Пытаясь разрешить проблему парадокса смертности, Кейв утверждает, что люди изобрели ряд самообманов, которые он назвал «нарративами бессмертия». Первый из них можно охарактеризовать как историю о долголетии: верование, что жизнь можно продлить – возможно, на неограниченный срок – при помощи зелий или трав, источников молодости, волшебных эликсиров или тайных знаний. У древних египтян были магические школы, занимавшиеся предотвращением проблем со здоровьем. Многие религиозные тексты и мифологические истории рассказывают о людях, которые прожили гораздо дольше, чем люди живут сегодня. Библейский Адам, к примеру, предположительно дожил до 930 лет. Говорят, что Бхишма, великий индийский воин из «Махабхараты», был властен выбрать момент собственной смерти. Некоторые религиозные традиции, такие как даосизм, учат, что долголетие можно превратить в бессмертие – прямо здесь, на Земле.
Второй нарратив бессмертия, который выделяет Кейв, в почете у авраамических религий[127]

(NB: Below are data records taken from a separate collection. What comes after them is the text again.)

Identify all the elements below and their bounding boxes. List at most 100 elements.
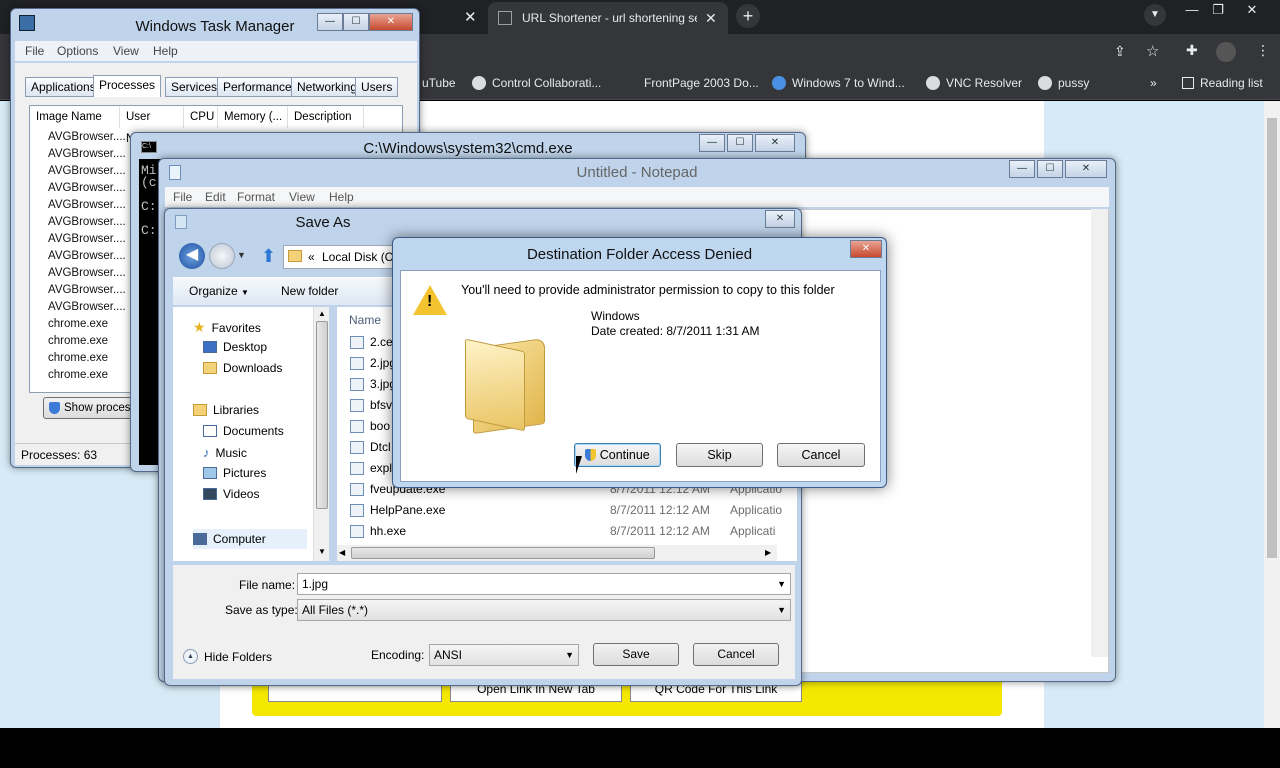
process-row[interactable]: AVGBrowser.... (48, 131, 126, 143)
process-row[interactable]: AVGBrowser.... (48, 148, 126, 160)
menu-file[interactable]: File (173, 190, 192, 204)
cancel-button[interactable]: Cancel (693, 643, 779, 666)
menu-help[interactable]: Help (153, 44, 178, 58)
tab-applications[interactable]: Applications (25, 77, 102, 97)
nav-favorites[interactable]: ★ Favorites (193, 319, 261, 336)
nav-documents[interactable]: Documents (203, 424, 284, 438)
close-button[interactable]: ✕ (765, 210, 795, 228)
nav-computer[interactable]: Computer (193, 529, 307, 549)
back-button[interactable]: ◀ (179, 243, 205, 269)
tab-close-icon[interactable]: ✕ (705, 10, 717, 27)
new-tab-icon[interactable]: + (736, 4, 760, 28)
tab-processes[interactable]: Processes (93, 75, 162, 97)
scroll-thumb[interactable] (351, 547, 655, 559)
minimize-button[interactable]: — (1009, 160, 1035, 178)
encoding-select[interactable]: ANSI ▼ (429, 644, 579, 666)
restore-icon[interactable]: ❐ (1200, 0, 1236, 22)
bookmark-item[interactable]: Windows 7 to Wind... (772, 76, 905, 90)
scroll-down-icon[interactable]: ▼ (318, 547, 326, 556)
menu-view[interactable]: View (113, 44, 139, 58)
process-row[interactable]: AVGBrowser.... (48, 250, 126, 262)
hide-folders-button[interactable]: ▲ Hide Folders (183, 649, 272, 664)
process-row[interactable]: AVGBrowser.... (48, 267, 126, 279)
address-bar[interactable]: « Local Disk (C: (283, 245, 395, 269)
tab-services[interactable]: Services (165, 77, 224, 97)
recent-dropdown-icon[interactable]: ▼ (237, 250, 246, 260)
process-row[interactable]: chrome.exe (48, 335, 108, 347)
nav-scrollbar[interactable]: ▲ ▼ (313, 307, 329, 561)
process-row[interactable]: AVGBrowser.... (48, 199, 126, 211)
scroll-thumb[interactable] (316, 321, 328, 509)
scroll-left-icon[interactable]: ◀ (339, 548, 345, 557)
scroll-right-icon[interactable]: ▶ (765, 548, 771, 557)
nav-videos[interactable]: Videos (203, 487, 259, 501)
bookmark-item[interactable]: pussy (1038, 76, 1089, 90)
vertical-scrollbar[interactable] (1091, 209, 1108, 657)
bookmark-item[interactable]: Control Collaborati... (472, 76, 601, 90)
process-row[interactable]: AVGBrowser.... (48, 284, 126, 296)
maximize-button[interactable]: ☐ (727, 134, 753, 152)
minimize-button[interactable]: — (317, 13, 343, 31)
nav-desktop[interactable]: Desktop (203, 340, 267, 354)
maximize-button[interactable]: ☐ (1037, 160, 1063, 178)
page-scrollbar-thumb[interactable] (1267, 118, 1277, 558)
avatar[interactable] (1216, 42, 1236, 62)
close-button[interactable]: ✕ (369, 13, 413, 31)
file-name-input[interactable]: 1.jpg ▼ (297, 573, 791, 595)
continue-button[interactable]: Continue (574, 443, 661, 467)
up-folder-icon[interactable]: ⬆ (261, 246, 276, 267)
minimize-button[interactable]: — (699, 134, 725, 152)
reading-list-button[interactable]: Reading list (1182, 76, 1263, 90)
process-row[interactable]: AVGBrowser.... (48, 301, 126, 313)
menu-kebab-icon[interactable]: ⋮ (1256, 42, 1270, 59)
col-image-name[interactable]: Image Name (30, 106, 120, 128)
maximize-button[interactable]: ☐ (343, 13, 369, 31)
col-cpu[interactable]: CPU (184, 106, 218, 128)
close-button[interactable]: ✕ (850, 240, 882, 258)
close-icon[interactable]: ✕ (1234, 0, 1270, 22)
new-folder-button[interactable]: New folder (281, 284, 338, 298)
menu-options[interactable]: Options (57, 44, 98, 58)
nav-pictures[interactable]: Pictures (203, 466, 266, 480)
bookmark-star-icon[interactable]: ☆ (1146, 42, 1159, 60)
col-user-name[interactable]: User Name (120, 106, 184, 145)
close-button[interactable]: ✕ (1065, 160, 1107, 178)
bookmark-item[interactable]: FrontPage 2003 Do... (644, 76, 759, 90)
tab-users[interactable]: Users (355, 77, 399, 97)
bookmark-item[interactable]: uTube (422, 76, 456, 90)
nav-music[interactable]: ♪ Music (203, 445, 247, 460)
process-row[interactable]: chrome.exe (48, 369, 108, 381)
organize-button[interactable]: Organize ▼ (189, 284, 249, 298)
bookmark-item[interactable]: VNC Resolver (926, 76, 1022, 90)
save-button[interactable]: Save (593, 643, 679, 666)
col-description[interactable]: Description (288, 106, 364, 128)
save-type-select[interactable]: All Files (*.*) ▼ (297, 599, 791, 621)
process-row[interactable]: AVGBrowser.... (48, 165, 126, 177)
close-button[interactable]: ✕ (755, 134, 795, 152)
chevron-down-icon[interactable]: ▼ (777, 600, 786, 620)
menu-file[interactable]: File (25, 44, 44, 58)
tab-search-icon[interactable]: ▼ (1144, 4, 1166, 26)
nav-libraries[interactable]: Libraries (193, 403, 259, 417)
menu-view[interactable]: View (289, 190, 315, 204)
tab-networking[interactable]: Networking (291, 77, 364, 97)
forward-button[interactable] (209, 243, 235, 269)
show-processes-button[interactable]: Show process (43, 397, 143, 419)
extensions-icon[interactable]: ✚ (1186, 42, 1198, 59)
nav-downloads[interactable]: Downloads (203, 361, 282, 375)
share-icon[interactable]: ⇪ (1114, 43, 1126, 60)
process-row[interactable]: chrome.exe (48, 318, 108, 330)
menu-help[interactable]: Help (329, 190, 354, 204)
scroll-up-icon[interactable]: ▲ (318, 309, 326, 318)
skip-button[interactable]: Skip (676, 443, 763, 467)
process-row[interactable]: AVGBrowser.... (48, 182, 126, 194)
menu-edit[interactable]: Edit (205, 190, 226, 204)
process-row[interactable]: chrome.exe (48, 352, 108, 364)
col-name[interactable]: Name (349, 313, 381, 327)
chevron-down-icon[interactable]: ▼ (777, 574, 786, 594)
bookmarks-overflow-button[interactable]: » (1150, 76, 1157, 90)
menu-format[interactable]: Format (237, 190, 275, 204)
col-memory[interactable]: Memory (... (218, 106, 288, 128)
tab-performance[interactable]: Performance (217, 77, 298, 97)
h-scrollbar[interactable]: ◀ ▶ (337, 545, 777, 561)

– воскресение. Не беда, если в нынешнем теле невозможно жить вечно. После смерти ваше тело может быть воскрешено и жизнь продолжится. Не только в христианской теологии воскресение занимает центральное место – иудейские и мусульманские религиозные традиции тоже рассказывают о дне, когда истинные верующие воскреснут в райской загробной жизни.Поскольку два первых нарратива упираются в логические и философские нестыковки – нас не окружают вечно живущие люди, да и никто никогда не видел, чтобы кто-нибудь воскресал из мертвых, – третий идет другим путем. Он полностью игнорирует физическое тело. Предполагается, что, даже если тело смертно, мы обладаем вечной сущностью – душой. Буддийские и индуистские религиозные традиции развивают эту идею и утверждают, что после смерти наши души переселятся в новые тела – мы реинкарнируем.
Четвертый нарратив бессмертия посвящен обретению вечной жизни – не в собственном теле, не в собственном воскресшем теле и не посредством души, а в переносном смысле, в сердцах и умах людей, которые помнят о вас. Речь о наследии, подобном тому, что стремился создать Рамсес II. Даже те из нас, кто не возводит в свою честь тысячетонных статуй, надеются продолжать жить благодаря памяти о своих добрых делах и своим детям – а также группам, обществам и нациям, которые нас всех переживут.
Нарративы бессмертия прекрасно вписываются в теорию управления страхом смерти. Религия, подобно культуре и национализму, может стать бастионом, защищающим от этого страха. Это подтверждается многими исследованиями. Столкнувшись со смертью, люди, верящие в загробную жизнь, как правило, начинают верить в нее
Обращение на смертном одре – известное явление. Это не то чтобы откровение, да и особенных споров оно не вызывает. Одна из самых знаменитых историй, написанных на английском языке, «Рождественская песнь в прозе» Чарльза Диккенса, в соответствии с одним из нарративов бессмертия Стивена Кейва описывает преображение скряги Скруджа. Из-за страха смерти Скрудж берется за ум, становясь щедрым и отзывчивым человеком. Осознавая приближение своей кончины, Скрудж поступает в точности как добровольцы, принимающие участие в психологических исследованиях, – ищет солидарности и одобрения со стороны общества, совершая просоциальные поступки, и стремится оставить о себе добрую память, проявляя щедрость.
История Скруджа поучительна в другом смысле: она показывает, что некоторые нарративы бессмертия не просто приглушают наши страхи. Помимо этого они подталкивают нас к поведению, которое экономист мог бы назвать противоречащим нашим личным «рациональным» интересам. Но оно представляет ценность с точки зрения интересов группы и общества. Это представление лежит в основе второй убедительной теории, объясняющей вездесущность религий.
По мере того как человеческие общества вырастали из небольших групп охотников-собирателей, они сталкивались со множеством новых проблем. Пока группы были крошечными, все их участники, скорее всего, были знакомы. Если бы у вас что-нибудь украли или плохо с вами обошлись, вы бы знали, что в будущем нужно держаться от этого человека подальше. Другие тоже приняли бы такое поведение к сведению, и нарушителя могли бы изгнать из общества или наказать. Группы росли, и становилось все труднее внедрять неписаные нормы через личное общение, потому что многие из них не были знакомы друг с другом. Выезжая за пределы своих групп ради торговли, люди вступали в контакт со все большим количеством незнакомцев и обнаруживали, что старый подход к решению вопросов больше не работает.